Caveats about out-patients

It is best to assess development during well visits, not when the child is sick. Developmental screening questionnaires like the Parents’ Evaluation of Developmental Status (PEDS) or the Ages and Stages Questionnaire (ASQ)* are easy to score and can be used to elicit parent concerns in a busy office without taking a lot of time. Give parents the questionnaires to fill out at home or while they wait. Parents are generally good observers of their own children, and their report measures are valid and
reliable.

*Ages & Stages Questionnaires®, Third Edition (ASQ®-3): A Parent -Completed Child Monitoring System

Observation is essential. Try to use naturalistic observation to supplement your history. For example, observe when the child is walking into the room, or sitting in a stroller or on the parent’s lap, or climbing onto a chair or exam table. Observe the child as she gets undressed for examination, and while eating and drinking snacks. Try and have a conversation with the child during exam and determine her ability to follow directions, to give personal information or to tell you a story. How intelligible is speech? Also assess the child’s social interactions with the caregiver, with you, and with other children and adults.
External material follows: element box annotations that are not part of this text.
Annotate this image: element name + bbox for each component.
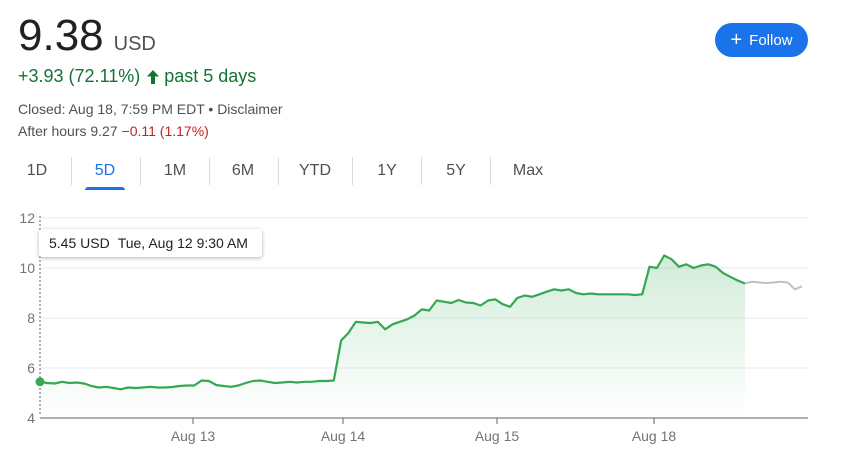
x-tick-label: Aug 13 (171, 428, 216, 444)
after-hours-change: −0.11 (1.17%) (121, 123, 209, 139)
tab-1y[interactable]: 1Y (377, 162, 397, 179)
x-tick-label: Aug 14 (321, 428, 366, 444)
after-hours-line (744, 280, 803, 291)
tab-divider (421, 157, 422, 185)
tab-5y[interactable]: 5Y (446, 162, 466, 179)
price-line (39, 254, 746, 391)
y-tick-label: 8 (27, 310, 35, 326)
tab-ytd[interactable]: YTD (299, 162, 331, 179)
change-value: +3.93 (72.11%) (18, 66, 141, 86)
tab-max[interactable]: Max (512, 162, 544, 179)
tab-divider (209, 157, 210, 185)
follow-label: Follow (749, 31, 793, 49)
tab-1m[interactable]: 1M (163, 162, 187, 179)
y-tick-label: 6 (27, 360, 35, 376)
x-tick-label: Aug 15 (475, 428, 520, 444)
tab-divider (490, 157, 491, 185)
follow-button[interactable]: + Follow (715, 23, 808, 57)
tab-1d[interactable]: 1D (26, 162, 48, 179)
tab-divider (278, 157, 279, 185)
after-hours-info: After hours 9.27 −0.11 (1.17%) (18, 123, 209, 139)
currency-label: USD (113, 33, 156, 55)
range-tabs: 1D 5D 1M 6M YTD 1Y 5Y Max (0, 152, 600, 190)
price-area-fill (40, 255, 745, 418)
closed-info: Closed: Aug 18, 7:59 PM EDT • Disclaimer (18, 101, 283, 117)
y-tick-label: 12 (19, 210, 35, 226)
price-change: +3.93 (72.11%) past 5 days (18, 66, 256, 87)
y-tick-label: 10 (19, 260, 35, 276)
tooltip-time: Tue, Aug 12 9:30 AM (117, 235, 248, 251)
hover-point (35, 377, 45, 387)
plus-icon: + (730, 29, 743, 51)
tooltip-value: 5.45 USD (49, 235, 110, 251)
price-chart[interactable]: 4 6 8 10 12 Aug 13 Aug 14 Aug 15 Aug 18 (0, 200, 850, 460)
y-tick-label: 4 (27, 410, 35, 426)
tab-divider (352, 157, 353, 185)
change-period: past 5 days (164, 66, 257, 86)
tab-divider (140, 157, 141, 185)
x-axis-labels: Aug 13 Aug 14 Aug 15 Aug 18 (171, 418, 677, 444)
price-header: 9.38 USD (18, 12, 156, 60)
tab-6m[interactable]: 6M (231, 162, 255, 179)
after-hours-price: After hours 9.27 (18, 123, 118, 139)
y-axis-labels: 4 6 8 10 12 (19, 210, 35, 426)
tab-divider (71, 157, 72, 185)
chart-tooltip: 5.45 USD Tue, Aug 12 9:30 AM (39, 229, 262, 257)
current-price: 9.38 (18, 11, 104, 60)
x-tick-label: Aug 18 (632, 428, 677, 444)
tab-5d[interactable]: 5D (82, 152, 128, 190)
arrow-up-icon (147, 69, 160, 84)
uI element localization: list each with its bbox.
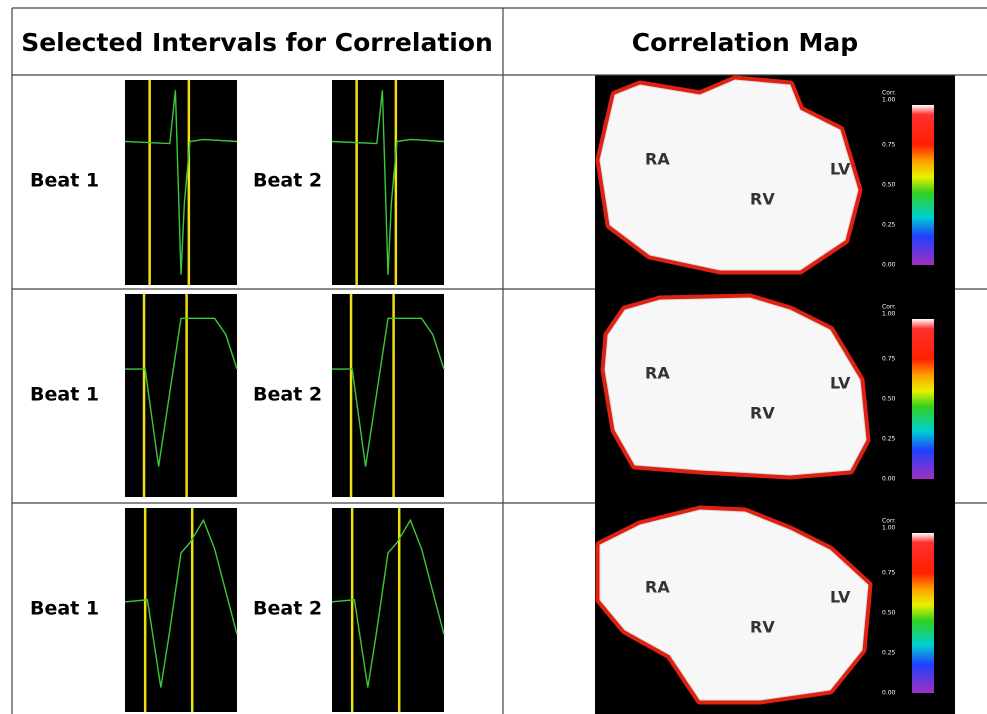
ecg-trace xyxy=(124,90,238,275)
chamber-label: RV xyxy=(750,404,775,423)
colorbar-tick: 1.00 xyxy=(882,97,896,104)
chamber-label: RV xyxy=(750,618,775,637)
heart-surface xyxy=(599,509,869,701)
colorbar-tick: 1.00 xyxy=(882,311,896,318)
header-right: Correlation Map xyxy=(632,28,858,57)
beat-label: Beat 2 xyxy=(253,170,322,192)
colorbar-tick: 0.25 xyxy=(882,650,896,657)
heart-surface xyxy=(599,79,859,271)
beat-label: Beat 1 xyxy=(30,384,99,406)
table-grid xyxy=(11,7,987,714)
chamber-label: RA xyxy=(645,578,670,597)
colorbar xyxy=(912,105,934,265)
ecg-trace xyxy=(124,518,238,688)
colorbar-tick: 0.00 xyxy=(882,690,896,697)
colorbar-tick: 0.50 xyxy=(882,396,896,403)
chamber-label: LV xyxy=(830,160,851,179)
colorbar-title: Corr. xyxy=(882,304,896,311)
ecg-trace xyxy=(332,317,445,467)
ecg-panel xyxy=(125,80,237,285)
chamber-label: LV xyxy=(830,374,851,393)
colorbar xyxy=(912,319,934,479)
chamber-label: RA xyxy=(645,150,670,169)
colorbar-tick: 1.00 xyxy=(882,525,896,532)
colorbar-tick: 0.75 xyxy=(882,142,896,149)
header-left: Selected Intervals for Correlation xyxy=(21,28,493,57)
chamber-label: RA xyxy=(645,364,670,383)
colorbar xyxy=(912,533,934,693)
beat-label: Beat 1 xyxy=(30,170,99,192)
ecg-trace xyxy=(331,518,445,688)
ecg-panel xyxy=(125,294,237,497)
colorbar-tick: 0.25 xyxy=(882,436,896,443)
ecg-trace xyxy=(331,90,445,275)
beat-label: Beat 2 xyxy=(253,384,322,406)
colorbar-title: Corr. xyxy=(882,518,896,525)
colorbar-tick: 0.75 xyxy=(882,356,896,363)
colorbar-tick: 0.50 xyxy=(882,610,896,617)
heart-surface xyxy=(604,297,867,476)
colorbar-tick: 0.50 xyxy=(882,182,896,189)
ecg-panel xyxy=(332,294,444,497)
ecg-panel xyxy=(125,508,237,712)
colorbar-tick: 0.00 xyxy=(882,262,896,269)
colorbar-tick: 0.00 xyxy=(882,476,896,483)
colorbar-tick: 0.75 xyxy=(882,570,896,577)
colorbar-tick: 0.25 xyxy=(882,222,896,229)
chamber-label: RV xyxy=(750,190,775,209)
ecg-panel xyxy=(332,80,444,285)
beat-label: Beat 1 xyxy=(30,598,99,620)
chamber-label: LV xyxy=(830,588,851,607)
beat-label: Beat 2 xyxy=(253,598,322,620)
ecg-panel xyxy=(332,508,444,712)
colorbar-title: Corr. xyxy=(882,90,896,97)
ecg-trace xyxy=(125,317,238,467)
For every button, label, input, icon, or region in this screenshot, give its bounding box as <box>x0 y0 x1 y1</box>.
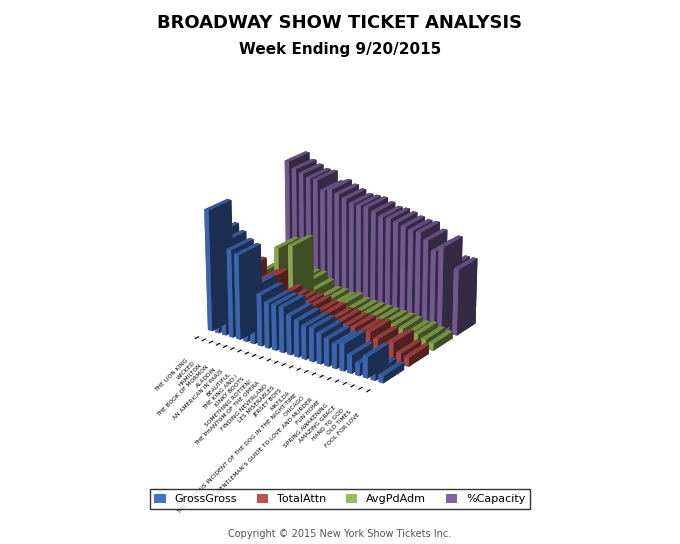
Text: Copyright © 2015 New York Show Tickets Inc.: Copyright © 2015 New York Show Tickets I… <box>228 529 452 539</box>
Text: Week Ending 9/20/2015: Week Ending 9/20/2015 <box>239 42 441 58</box>
Text: BROADWAY SHOW TICKET ANALYSIS: BROADWAY SHOW TICKET ANALYSIS <box>158 14 522 32</box>
Legend: GrossGross, TotalAttn, AvgPdAdm, %Capacity: GrossGross, TotalAttn, AvgPdAdm, %Capaci… <box>150 489 530 509</box>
Observing will save you time, verify parent reports, and minimize the number of questions you need to ask about development. Make sure you write down your observations in the chart. A few words about each of the five sectors will suffice.

An excellent way to get developmental information is to observe play with ageappropriate toys. First things first-make sure the toys are clean and safe, with no small parts that might cause choking! Older kids can be asked to draw a picture and write
their name on it. Remember, kids may not show you their best skills if they can remember bad experiences in the doctor’s office! Try to make exams comfortable and fun.